Wermelskirchen Mit 90 Jahren ein neues Instrument erlernen

Wermelskirchen · Einmal in der Woche ist Musiklehrerin Susanne Karnowka mit Zauberharfen im Haus Vogelsang.

 Ilse Hartkopf, Berti Baßner und Marlis Beyen (von vorn) erlernen im Haus Vogelsang die Zauberharfe.

Ilse Hartkopf, Berti Baßner und Marlis Beyen (von vorn) erlernen im Haus Vogelsang die Zauberharfe.

Foto: Lena Hogekamp

Marlies Beien hat früher Akkordeon und Klavier gespielt, Franceso Romeo hat in jungen Jahren zuweilen zur Ziehharmonika gegriffen und zum Tanz eingeladen. Und auch in der Familie von Larissa Hoffmann hat Musik immer eine große Rolle gespielt.
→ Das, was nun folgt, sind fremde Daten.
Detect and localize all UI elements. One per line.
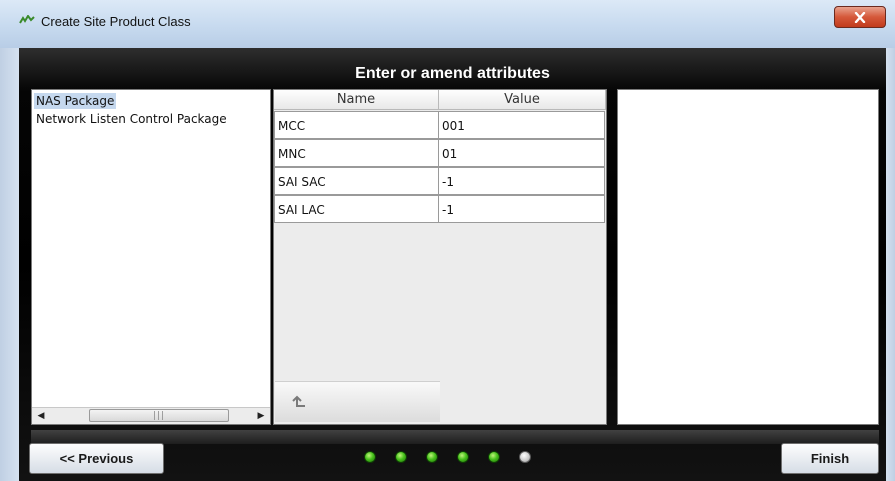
page-title: Enter or amend attributes xyxy=(355,65,550,82)
previous-button[interactable]: << Previous xyxy=(29,443,164,474)
wizard-progress xyxy=(364,451,531,465)
description-panel xyxy=(617,89,879,425)
attribute-value-cell[interactable]: -1 xyxy=(438,195,605,223)
package-list[interactable]: NAS Package Network Listen Control Packa… xyxy=(31,89,271,425)
finish-button[interactable]: Finish xyxy=(781,443,879,474)
table-row[interactable]: SAI LAC -1 xyxy=(274,195,605,223)
step-indicator-current xyxy=(519,451,531,463)
window-title: Create Site Product Class xyxy=(41,14,191,29)
attribute-name-cell: MCC xyxy=(274,111,439,139)
window-frame-left xyxy=(0,48,19,481)
scroll-left-icon[interactable]: ◀ xyxy=(33,408,49,424)
step-indicator-done xyxy=(457,451,469,463)
close-icon xyxy=(854,11,866,23)
column-header-name[interactable]: Name xyxy=(274,90,439,110)
table-header: Name Value xyxy=(274,90,606,110)
table-row[interactable]: SAI SAC -1 xyxy=(274,167,605,195)
horizontal-scrollbar[interactable]: ◀ ||| ▶ xyxy=(32,407,270,424)
step-indicator-done xyxy=(488,451,500,463)
attribute-value-cell[interactable]: 001 xyxy=(438,111,605,139)
attribute-name-cell: SAI LAC xyxy=(274,195,439,223)
package-item-network-listen-control[interactable]: Network Listen Control Package xyxy=(34,111,229,127)
attribute-value-cell[interactable]: 01 xyxy=(438,139,605,167)
step-indicator-done xyxy=(426,451,438,463)
attribute-name-cell: MNC xyxy=(274,139,439,167)
column-header-value[interactable]: Value xyxy=(439,90,606,110)
package-item-nas[interactable]: NAS Package xyxy=(34,93,117,109)
attributes-table: Name Value MCC 001 MNC 01 SAI SAC -1 SAI… xyxy=(273,89,607,425)
move-up-button[interactable] xyxy=(275,381,440,422)
window-titlebar: Create Site Product Class xyxy=(0,0,895,48)
table-row[interactable]: MCC 001 xyxy=(274,111,605,139)
move-up-icon xyxy=(287,390,311,414)
panel-reflection xyxy=(31,430,879,444)
scrollbar-thumb[interactable]: ||| xyxy=(89,409,229,422)
attribute-name-cell: SAI SAC xyxy=(274,167,439,195)
step-indicator-done xyxy=(364,451,376,463)
attribute-value-cell[interactable]: -1 xyxy=(438,167,605,195)
close-button[interactable] xyxy=(834,6,886,28)
scroll-right-icon[interactable]: ▶ xyxy=(253,408,269,424)
table-row[interactable]: MNC 01 xyxy=(274,139,605,167)
java-app-icon xyxy=(19,15,35,24)
window-frame-right xyxy=(886,48,895,481)
step-indicator-done xyxy=(395,451,407,463)
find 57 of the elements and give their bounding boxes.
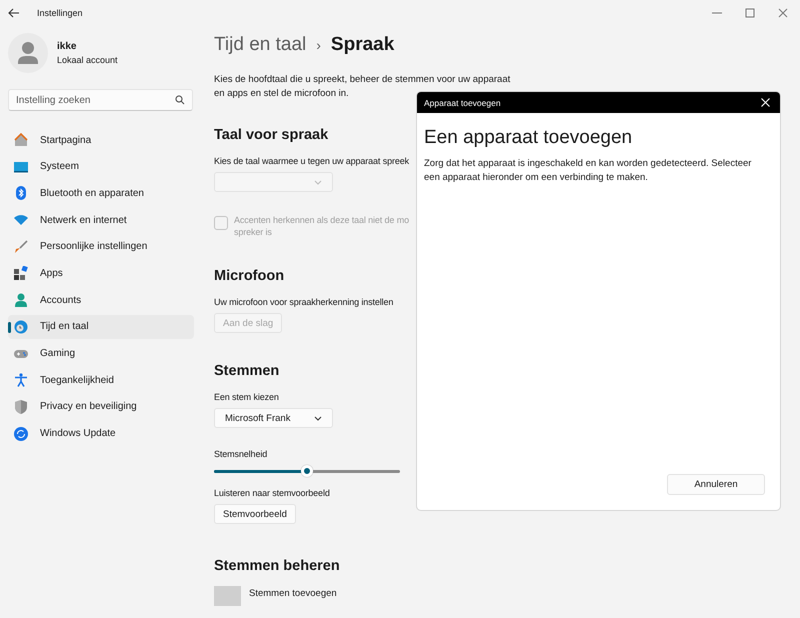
person-icon — [14, 293, 28, 308]
back-arrow-icon[interactable] — [8, 8, 20, 18]
dialog-text: Zorg dat het apparaat is ingeschakeld en kan worden gedetecteerd. Selecteer een apparaat hieronder om een verbinding te maken. — [424, 157, 752, 184]
sidebar-item[interactable]: Accounts — [8, 288, 194, 312]
field-label: Stemsnelheid — [214, 449, 268, 459]
section-heading: Taal voor spraak — [214, 127, 328, 143]
field-label: Een stem kiezen — [214, 392, 279, 402]
dialog-title: Apparaat toevoegen — [424, 98, 501, 108]
account-type: Lokaal account — [57, 55, 118, 65]
sidebar-item[interactable]: Persoonlijke instellingen — [8, 234, 194, 259]
accessibility-icon — [14, 373, 28, 388]
voice-dropdown[interactable]: Microsoft Frank — [214, 408, 333, 428]
brush-icon — [14, 240, 28, 254]
field-label: Kies de taal waarmee u tegen uw apparaat spreek — [214, 156, 409, 166]
house-icon — [14, 133, 28, 147]
shield-icon — [14, 400, 28, 414]
chevron-down-icon — [314, 416, 322, 420]
section-heading: Stemmen — [214, 363, 280, 379]
voice-preview-button[interactable]: Stemvoorbeeld — [214, 504, 296, 524]
field-label: Uw microfoon voor spraakherkenning instellen — [214, 297, 394, 307]
slider-thumb[interactable] — [301, 465, 313, 477]
search-field[interactable]: Instelling zoeken — [8, 89, 193, 111]
sidebar-item[interactable]: Netwerk en internet — [8, 208, 194, 232]
breadcrumb-link[interactable]: Tijd en taal — [214, 34, 306, 56]
monitor-icon — [14, 160, 28, 174]
sidebar-item[interactable]: Gaming — [8, 342, 194, 366]
update-icon — [14, 426, 28, 441]
maximize-icon[interactable] — [745, 8, 755, 18]
section-heading: Stemmen beheren — [214, 558, 340, 574]
sidebar-item[interactable]: Windows Update — [8, 422, 194, 446]
breadcrumb-separator: › — [316, 37, 321, 53]
wifi-icon — [14, 213, 28, 228]
search-icon — [175, 95, 185, 105]
add-voices-tile[interactable] — [214, 586, 241, 606]
sidebar-item[interactable]: Startpagina — [8, 128, 194, 152]
window-title: Instellingen — [37, 8, 83, 18]
section-heading: Microfoon — [214, 268, 284, 284]
add-voices-label[interactable]: Stemmen toevoegen — [249, 588, 337, 606]
apps-icon — [14, 266, 28, 280]
page-title: Spraak — [330, 34, 394, 56]
cancel-button[interactable]: Annuleren — [667, 474, 765, 495]
sidebar-item[interactable]: Tijd en taal — [8, 314, 194, 339]
sidebar-item[interactable]: Bluetooth en apparaten — [8, 181, 194, 206]
bluetooth-icon — [14, 186, 28, 200]
sidebar-item[interactable]: Toegankelijkheid — [8, 368, 194, 392]
avatar-icon — [8, 33, 48, 73]
sidebar-item[interactable]: Apps — [8, 261, 194, 286]
dialog-heading: Een apparaat toevoegen — [424, 127, 634, 149]
field-label: Luisteren naar stemvoorbeeld — [214, 488, 330, 498]
globe-clock-icon — [14, 320, 28, 334]
page-description: Kies de hoofdtaal die u spreekt, beheer de stemmen voor uw apparaat en apps en stel de microfoon in. — [214, 73, 512, 100]
sidebar-item[interactable]: Privacy en beveiliging — [8, 394, 194, 419]
sidebar-item[interactable]: Systeem — [8, 154, 194, 179]
account-name: ikke — [57, 41, 78, 52]
speed-slider[interactable] — [214, 465, 400, 477]
chevron-down-icon — [314, 180, 322, 184]
checkbox-label: Accenten herkennen als deze taal niet de mo spreker is — [234, 214, 409, 238]
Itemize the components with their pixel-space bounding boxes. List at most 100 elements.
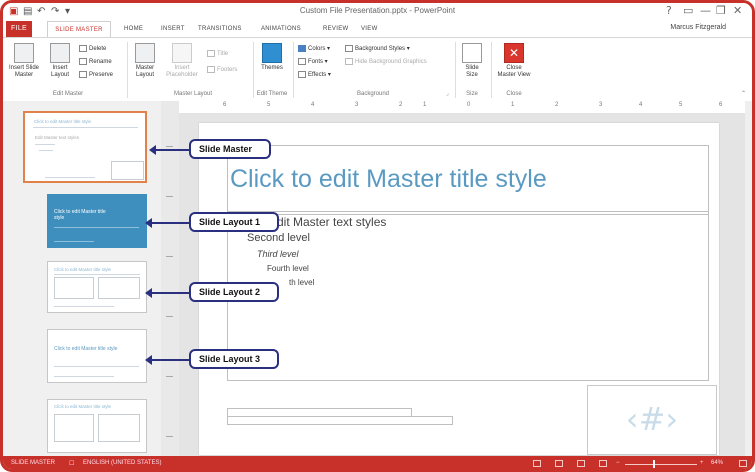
colors-icon <box>298 45 306 52</box>
ribbon-display-icon[interactable]: ▭ <box>683 4 693 17</box>
slide-number-placeholder[interactable]: ‹#› <box>587 385 717 455</box>
fonts-icon <box>298 58 306 65</box>
tab-view[interactable]: VIEW <box>361 21 378 37</box>
callout-arrow <box>145 218 189 228</box>
thumbnail-title: Click to edit Master title style <box>54 404 112 409</box>
body-level-5: th level <box>289 278 315 287</box>
tab-insert[interactable]: INSERT <box>161 21 185 37</box>
effects-icon <box>298 71 306 78</box>
minimize-icon[interactable]: — <box>700 4 711 17</box>
thumbnail-slide-layout-2[interactable]: Click to edit Master title style <box>47 261 147 313</box>
slide-sorter-icon[interactable] <box>555 460 563 467</box>
title-bar: ▣ ▤ ↶ ↷ ▾ Custom File Presentation.pptx … <box>3 3 752 22</box>
thumbnail-title: Click to edit Master title style <box>54 267 112 272</box>
footer-placeholder[interactable] <box>227 416 453 425</box>
body-level-3: Third level <box>257 249 299 259</box>
close-icon[interactable]: ✕ <box>733 4 742 17</box>
close-master-icon: ✕ <box>504 43 524 63</box>
slide-size-button[interactable]: Slide Size <box>459 43 485 79</box>
callout-arrow <box>145 355 189 365</box>
proofing-icon[interactable]: ☐ <box>69 460 74 467</box>
reading-view-icon[interactable] <box>577 460 585 467</box>
tab-transitions[interactable]: TRANSITIONS <box>198 21 242 37</box>
thumbnail-slide-layout-3[interactable]: Click to edit Master title style <box>47 329 147 383</box>
restore-icon[interactable]: ❐ <box>716 4 726 17</box>
thumbnail-title: Click to edit Master title style <box>54 346 118 352</box>
fonts-dropdown[interactable]: Fonts ▾ <box>298 58 328 65</box>
group-label-background: Background <box>356 91 390 97</box>
zoom-in-icon[interactable]: + <box>700 460 704 466</box>
status-view: SLIDE MASTER <box>11 460 56 466</box>
master-layout-button[interactable]: Master Layout <box>131 43 159 79</box>
body-level-4: Fourth level <box>267 264 309 273</box>
preserve-button[interactable]: Preserve <box>79 71 113 78</box>
footers-checkbox[interactable]: Footers <box>207 66 237 73</box>
group-separator <box>455 42 456 98</box>
layout-icon <box>50 43 70 63</box>
checkbox-icon <box>207 66 215 73</box>
group-label-close: Close <box>506 91 522 97</box>
colors-dropdown[interactable]: Colors ▾ <box>298 45 330 52</box>
slide-size-icon <box>462 43 482 63</box>
zoom-level[interactable]: 64% <box>711 460 723 466</box>
zoom-slider[interactable] <box>625 464 697 465</box>
callout-slide-layout-2: Slide Layout 2 <box>189 282 279 302</box>
checkbox-icon <box>207 50 215 57</box>
normal-view-icon[interactable] <box>533 460 541 467</box>
group-separator <box>293 42 294 98</box>
background-dialog-launcher-icon[interactable]: ⌟ <box>446 90 449 97</box>
user-name[interactable]: Marcus Fitzgerald <box>670 24 726 31</box>
ribbon-tabs: FILE SLIDE MASTER HOME INSERT TRANSITION… <box>3 21 752 37</box>
tab-review[interactable]: REVIEW <box>323 21 348 37</box>
thumbnail-scrollbar[interactable] <box>161 101 180 456</box>
callout-slide-layout-1: Slide Layout 1 <box>189 212 279 232</box>
group-separator <box>491 42 492 98</box>
group-label-master-layout: Master Layout <box>173 91 213 97</box>
slide-master-icon <box>14 43 34 63</box>
rename-icon <box>79 58 87 65</box>
insert-layout-button[interactable]: Insert Layout <box>45 43 75 79</box>
group-label-size: Size <box>466 91 478 97</box>
status-language[interactable]: ENGLISH (UNITED STATES) <box>83 460 161 466</box>
help-icon[interactable]: ? <box>666 4 672 17</box>
tab-file[interactable]: FILE <box>6 21 32 37</box>
collapse-ribbon-icon[interactable]: ⌃ <box>741 90 746 97</box>
callout-slide-master: Slide Master <box>189 139 271 159</box>
canvas-scrollbar[interactable] <box>745 101 752 456</box>
callout-arrow <box>145 288 189 298</box>
title-checkbox[interactable]: Title <box>207 50 228 57</box>
pin-icon <box>79 71 87 78</box>
close-master-view-button[interactable]: ✕ Close Master View <box>497 43 531 79</box>
slide-show-icon[interactable] <box>599 460 607 467</box>
zoom-slider-thumb[interactable] <box>653 460 655 468</box>
thumbnail-title: Click to edit Master title style <box>34 119 92 124</box>
delete-button[interactable]: Delete <box>79 45 106 52</box>
master-title-text: Click to edit Master title style <box>230 165 547 193</box>
group-separator <box>127 42 128 98</box>
tab-slide-master[interactable]: SLIDE MASTER <box>47 21 111 37</box>
background-styles-dropdown[interactable]: Background Styles ▾ <box>345 45 410 52</box>
body-level-2: Second level <box>247 232 310 244</box>
effects-dropdown[interactable]: Effects ▾ <box>298 71 331 78</box>
insert-placeholder-button[interactable]: Insert Placeholder <box>163 43 201 79</box>
callout-arrow <box>149 145 189 155</box>
group-label-edit-theme: Edit Theme <box>256 91 288 97</box>
themes-icon <box>262 43 282 63</box>
tab-animations[interactable]: ANIMATIONS <box>261 21 301 37</box>
insert-slide-master-button[interactable]: Insert Slide Master <box>7 43 41 79</box>
thumbnail-slide-master[interactable]: Click to edit Master title style Edit Ma… <box>23 111 147 183</box>
zoom-out-icon[interactable]: − <box>616 460 620 466</box>
themes-button[interactable]: Themes <box>258 43 286 72</box>
background-styles-icon <box>345 45 353 52</box>
rename-button[interactable]: Rename <box>79 58 112 65</box>
fit-slide-icon[interactable] <box>739 460 747 467</box>
ribbon: Insert Slide Master Insert Layout Delete… <box>3 37 752 103</box>
thumbnail-slide-layout-4[interactable]: Click to edit Master title style <box>47 399 147 453</box>
thumbnail-slide-layout-1[interactable]: Click to edit Master title style <box>47 194 147 248</box>
status-bar: SLIDE MASTER ☐ ENGLISH (UNITED STATES) −… <box>3 456 752 469</box>
powerpoint-window: ▣ ▤ ↶ ↷ ▾ Custom File Presentation.pptx … <box>0 0 755 472</box>
group-label-edit-master: Edit Master <box>52 91 84 97</box>
tab-home[interactable]: HOME <box>124 21 143 37</box>
hide-background-graphics-checkbox[interactable]: Hide Background Graphics <box>345 58 427 65</box>
slide-thumbnail-pane: Click to edit Master title style Edit Ma… <box>3 101 162 456</box>
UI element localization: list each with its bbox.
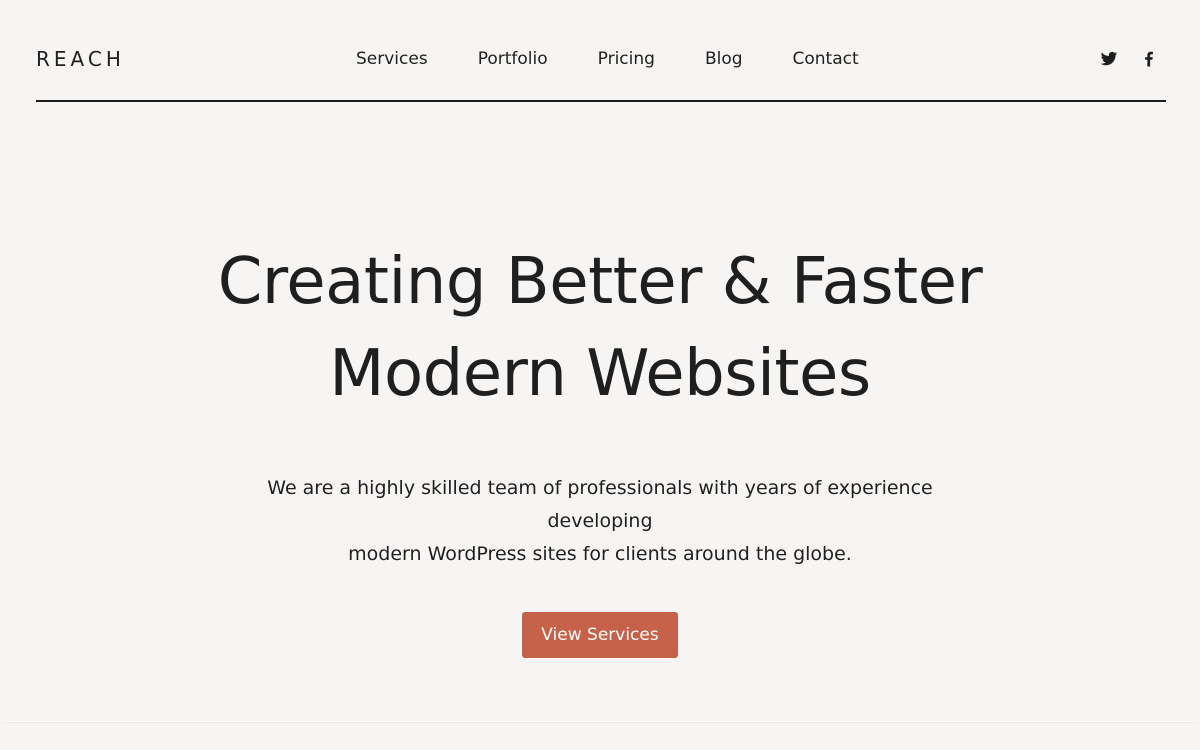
hero-title: Creating Better & Faster Modern Websites: [0, 236, 1200, 420]
hero-description: We are a highly skilled team of professi…: [220, 472, 980, 571]
nav-link-services[interactable]: Services: [356, 49, 428, 69]
hero-title-line2: Modern Websites: [329, 337, 871, 411]
site-logo[interactable]: REACH: [36, 47, 125, 71]
hero-section: Creating Better & Faster Modern Websites…: [0, 236, 1200, 658]
nav-link-pricing[interactable]: Pricing: [598, 49, 655, 69]
social-links: [1100, 50, 1158, 68]
hero-description-line2: modern WordPress sites for clients aroun…: [348, 543, 852, 565]
nav-link-blog[interactable]: Blog: [705, 49, 743, 69]
hero-title-line1: Creating Better & Faster: [217, 245, 983, 319]
main-nav: Services Portfolio Pricing Blog Contact: [356, 49, 909, 69]
section-divider: [2, 721, 1198, 723]
facebook-icon[interactable]: [1140, 50, 1158, 68]
hero-description-line1: We are a highly skilled team of professi…: [267, 477, 933, 532]
site-header: REACH Services Portfolio Pricing Blog Co…: [36, 0, 1166, 102]
twitter-icon[interactable]: [1100, 50, 1118, 68]
nav-link-portfolio[interactable]: Portfolio: [478, 49, 548, 69]
view-services-button[interactable]: View Services: [522, 612, 678, 658]
nav-link-contact[interactable]: Contact: [793, 49, 859, 69]
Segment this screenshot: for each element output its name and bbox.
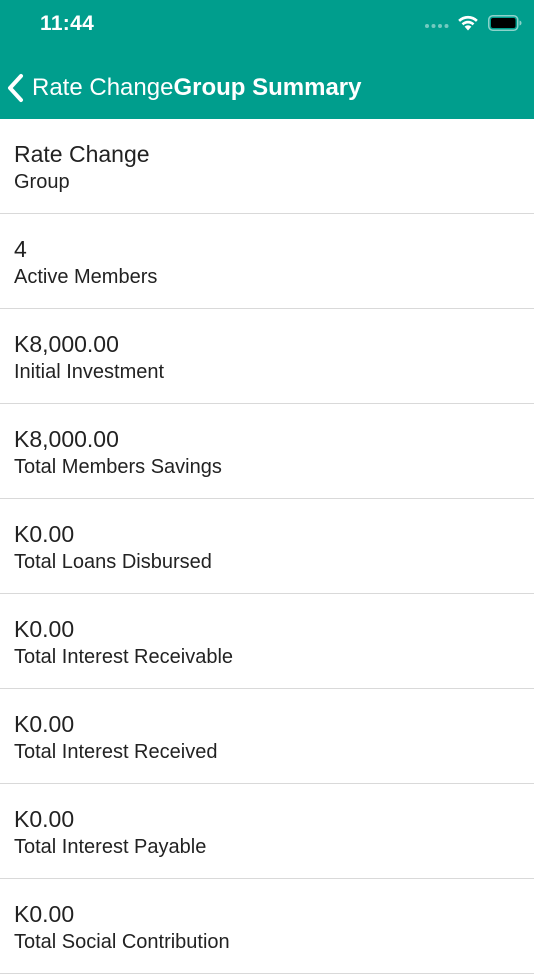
summary-value: 4 <box>14 236 27 262</box>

Berti Baßner und Ilse Hartkopf haben in vielen Chören gesungen "Aber das ist das erste Instrument, das ich lerne", sagt Ilse Hartkopf und zupft mit dem Plektron vorsichtig eine Saite der Zauberharfe an, die vor ihr auf dem Tisch liegt. Der 86-Jährigen liegt die Musik im Blut, das hat auch Susanne Karnowka schnell gemerkt.

Seit sechs Wochen besucht die Lehrerin der Wermelskirchener Musikschule die Senioren im Altenzentrum Haus Vogelsang. Im Gepäck hat sie dann ihre Zauberharfen. Für jeden interessierten Bewohner bringt sie eine der hölzernen Tischharfen mit. Zwischen sechs und zehn Teilnehmern sind jede Woche dabei. "Das Instrument ist leicht zu erlernen", erklärt Susanne Karnowka, "Notenkenntnisse sind nicht erforderlich." Und das bestätigen die Damen und Herren, die am Montagvormittag ihr Können an den Saiten zeigen.

Erst spielen sie ein Geburtstagslied, dann folgen Frühlingslieder. Unter die Saiten des Instrumentes wird dafür ein spezieller Notenzettel gelegt, der genau zeigt, wann und welche Saite gezupft werden muss. Mal alleine, dann in der Gruppe, mal mit Unterstützung der Gitarre und dann wieder zum Gesang: Die Teilnehmer schwelgen in der Musik und haben gleichzeitig keine Scheu vor harter Übungsarbeit.

"Wir haben bereits in einer anderen Pflegeeinrichtung Erfahrung mit der musikalischen Arbeit mit Senioren gesammelt", erzählt Musikschulleiter David Hecker. Mit ihrem neuen Projekt, der Zauberharfe, ist die Musikschule seit sechs Wochen im Haus am Vogelsang zu Gast. Dort ist die Freude über die Zusammenarbeit groß. "Die Menschen hier haben eine lange Lebensgeschichte, viele haben gesungen oder ein Instrument gespielt", erzählt Hans-Jürgen Brunnert vom Sozialen Dienst des Hauses. Mit dem Musikunterricht der besonderen Art würden nun Erinnerungen und Emotionen angesprochen. "Und es ist auch eine Frage des Selbstvertrauens", sagt Brunnert.

Die Bewohner würden entdecken, dass sie selbst mit 80 oder 90 Jahren noch ein Instrument erlernen können - so lange Augen und Finger entsprechend mitspielen. Denn die Rhythmen wollen noch gelesen und die Saiten noch gezupft werden.

Die treuen Teilnehmer der Gruppe haben darin nach sechs Unterrichtsstunden längst Übung. Die Noten mit den Fähnchen sorgen für Tempo, die weißen Noten kündigen an, dass der Ton eine Weile gehalten wird. Und dann haben die Damen und Herren noch einen weiteren Vorteil: Sie kennen nahezu jedes Lied, das ihnen Susanne Karnowka mitbringt - schließlich haben sie in ihrem Leben bereits viel gesungen.

Bevor es aber ans Zupfen eines neuen Liedes geht, greift die Musikschullehrerin zur Gitarre und gemeinsam stimmt die Gruppe die Melodie an. Einmal gesungen, lässt sie sich deutlich leichter spielen. Als Susanne Karnowka nach rund einer Stunde ihren Abschied ankündigt, hält Berti Baßner ihre Harfe noch fest in den Händen. "Einmal noch", sagt sie fröhlich und bekommt die Zustimmung ihrer Mitstreiter. Susanne Karnowka kann den Senioren die Bitte nicht abschlagen und holt ein neues Notenblatt hervor: "Froh zu sein, bedarf es wenig. Doch wer froh ist, ist ein König."